San Francisco Federal Reserve President: Monetary policy is "in a good position" and inflation is expected to continue to decline

San Francisco Federal Reserve President Mary Daly stated that the Federal Reserve's monetary policy is "in a good position" to help inflation gradually decline. Although inflation is expected to struggle to reach the 2% target this year, the policy is making steady progress. The labor market is cooling but remains robust, and Daly emphasized that the policy aligns with economic conditions, awaiting more data to guide future decisions. Meanwhile, Trump's tariff policy has increased uncertainty for businesses, and rising debt levels have become a focal point for the market
According to the Zhitong Finance APP, Mary Daly, President of the Federal Reserve Bank of San Francisco, recently stated that the current monetary policy of the Federal Reserve is "in a good position," which helps to continue pushing inflation down gradually. Although she believes that inflation may struggle to reach the Fed's target of 2% within this year, she emphasized that the policy is making steady progress.
Daly pointed out at an event in Oakland, California, that the labor market is cooling but remains robust, and inflation is expected to continue declining over time. She stated, "Our current policy is well matched to the current economic conditions, so we can wait for more data to guide future decisions."
The Federal Reserve has kept interest rates unchanged since the beginning of this year. Policymakers believe that the current economic fundamentals are solid, allowing room to observe the impact of changes in tariffs and other policies on the economy.
Daly emphasized that although the labor market has slightly slowed, this is a natural process toward a more sustainable employment structure. "This helps achieve a balance in the labor market consistent with the 2% inflation target."
However, a series of tariff measures pushed by President Trump has created significant uncertainty in the business community, exacerbating hesitance in investment and hiring. The U.S. International Trade Court ruled this week that some of Trump's global tariffs are "illegal," and although the government has appealed and temporarily suspended the ruling, this decision has added more uncertainty to the market.
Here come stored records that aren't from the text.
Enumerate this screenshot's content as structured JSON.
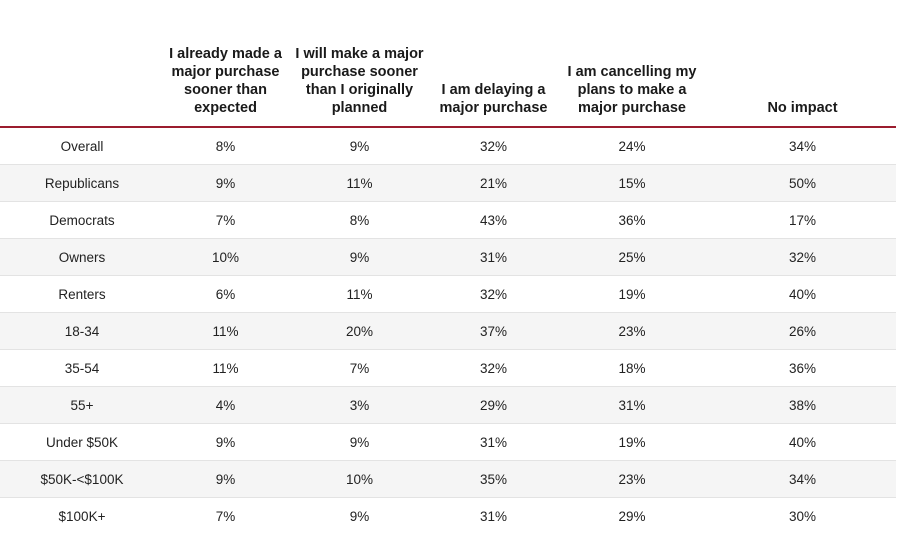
{
  "chart_data": {
    "type": "table",
    "columns": [
      "",
      "I already made a major purchase sooner than expected",
      "I will make a major purchase sooner than I originally planned",
      "I am delaying a major purchase",
      "I am cancelling my plans to make a major purchase",
      "No impact"
    ],
    "rows": [
      {
        "label": "Overall",
        "values": [
          "8%",
          "9%",
          "32%",
          "24%",
          "34%"
        ]
      },
      {
        "label": "Republicans",
        "values": [
          "9%",
          "11%",
          "21%",
          "15%",
          "50%"
        ]
      },
      {
        "label": "Democrats",
        "values": [
          "7%",
          "8%",
          "43%",
          "36%",
          "17%"
        ]
      },
      {
        "label": "Owners",
        "values": [
          "10%",
          "9%",
          "31%",
          "25%",
          "32%"
        ]
      },
      {
        "label": "Renters",
        "values": [
          "6%",
          "11%",
          "32%",
          "19%",
          "40%"
        ]
      },
      {
        "label": "18-34",
        "values": [
          "11%",
          "20%",
          "37%",
          "23%",
          "26%"
        ]
      },
      {
        "label": "35-54",
        "values": [
          "11%",
          "7%",
          "32%",
          "18%",
          "36%"
        ]
      },
      {
        "label": "55+",
        "values": [
          "4%",
          "3%",
          "29%",
          "31%",
          "38%"
        ]
      },
      {
        "label": "Under $50K",
        "values": [
          "9%",
          "9%",
          "31%",
          "19%",
          "40%"
        ]
      },
      {
        "label": "$50K-<$100K",
        "values": [
          "9%",
          "10%",
          "35%",
          "23%",
          "34%"
        ]
      },
      {
        "label": "$100K+",
        "values": [
          "7%",
          "9%",
          "31%",
          "29%",
          "30%"
        ]
      }
    ]
  },
  "colors": {
    "header_rule": "#9b1c2e",
    "stripe": "#f5f5f5",
    "row_divider": "#e3e3e3"
  }
}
Meanwhile, the focus of the bond market is quietly shifting from tariffs to the rising debt levels in the United States. John Waldron, President of Goldman Sachs, stated at the Bernstein Conference on Thursday, "Previously, everyone's attention was focused on tariffs, but now the bond market is more concerned about the U.S. fiscal situation and budget debates. I believe that from a macro perspective, the biggest risk currently is not tariffs, but debt."
Waldron pointed out that the U.S. Treasury's continuous increase in bond issuance, especially long-term bonds, is pushing up long-end yields, raising government financing costs, while also exacerbating the fiscal deficit and borrowing pressures across the economy.
Just a week ago, the yield on 30-year U.S. Treasury bonds rose to its highest level in nearly 20 years, reflecting market concerns about fiscal prospects. Currently, President Trump is negotiating with Congress over a bill that would provide tax cuts for specific groups, which, if passed, could further exacerbate the fiscal deficit.
Goldman Sachs Vice Chairman and former Dallas Fed President Kaplan also stated that Goldman Sachs' clients are now focusing less on the federal funds rate and more on the trend of 10-year U.S. Treasury yields.
Nevertheless, Waldron remains confident in the resilience of the U.S. economy. "The U.S. economy and consumers have shown remarkable resilience, and frankly, this surprises me a bit, but it is also an undeniable fact."
However, Waldron also admitted that due to market volatility caused by tariffs, Goldman Sachs' investment banking revenue in the second quarter lagged behind that of the first quarter, a trend consistent with analyst expectations collected by Bloomberg. Despite facing adverse factors, he remains optimistic about the IPO market. "We completed eight IPOs last week, which indicates that the market is gradually warming up."